Gifts of the Spirit produce the fruit of faith. Working out of my pre-existing strengths may impress people, but don’t produce faith. People aren’t wowed when an expert does what she’s an expert in. They’re stunned when an incapable person miraculously becomes capable. You see the difference?
These tests have their uses though.
Okay. I’m not gonna assume I’ve proven to everyone how stupid these tests are. There are always holdouts. Certain people love these tests. After all, these tests tell them everything they ever wanted to hear. If I were the vain sort who believed my teaching ability was supernatural, I’d frame this test and hang it over the fireplace. “Yeah, you’d better listen to me. I have talent on loan from God.”
And certain pastors love these tests, and inflict them on everybody they can find. After all, they need helpers, and they wanna find out what your “gifts” are so they can tap them. To them, it functionally doesn’t matter the test doesn’t tell us anyone’s real supernatural gifts: Natural gifts are just as useful. The guy who scores 100 on craftsmanship is always the guy to call after the youth group kicks a hole in the drywall.
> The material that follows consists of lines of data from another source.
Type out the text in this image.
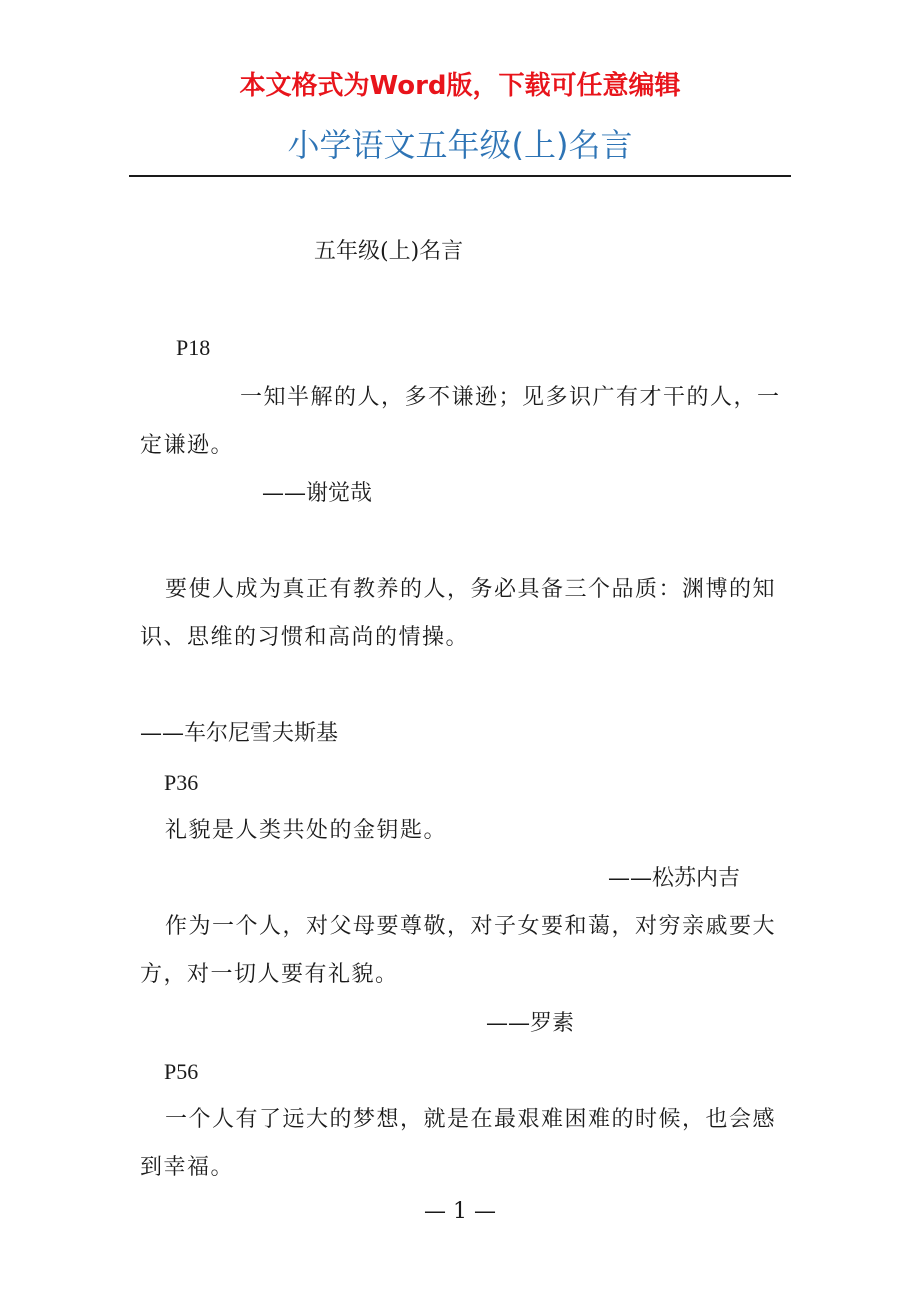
本文格式为Word版，下载可任意编辑
小学语文五年级(上)名言
五年级(上)名言
P18
一知半解的人，多不谦逊；见多识广有才干的人，一定谦逊。
——谢觉哉
要使人成为真正有教养的人，务必具备三个品质：渊博的知识、思维的习惯和高尚的情操。
——车尔尼雪夫斯基
P36
礼貌是人类共处的金钥匙。
——松苏内吉
作为一个人，对父母要尊敬，对子女要和蔼，对穷亲戚要大方，对一切人要有礼貌。
——罗素
P56
一个人有了远大的梦想，就是在最艰难困难的时候，也会感到幸福。
— 1 —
But speaking of kicking: When people take these tests, they often look at their results and say, “Wish I scored higher in that.” We were hoping we’d score better on prophecy, or healing, or tongues, or helps. As you recall, I was hoping to do better on mercy. And that’s a good thing.
The Corinthians were instructed to eagerly strive for greater gifts.
I look at my test results and conclude, “Hm. Must not be as merciful as I’d like to be. Gotta work on that. Last time I took this test I scored higher on prophecy. Am I slacking in that area?—am I regularly sharing what God’s told me? This time I scored higher in administration; funny, I don’t feel more administrative.” And so on. Taken properly, this is a wake-up call as to how I’m doing. Or how I think I’m doing.
If we use it right, a spiritual gifts test makes us look closer at how we’re currently serving God, and makes us put more of an effort into serving him more, and better, and with more help from the Holy Spirit. It may not tell us what our supernatural gifts really are. But it’s not a total waste of time either.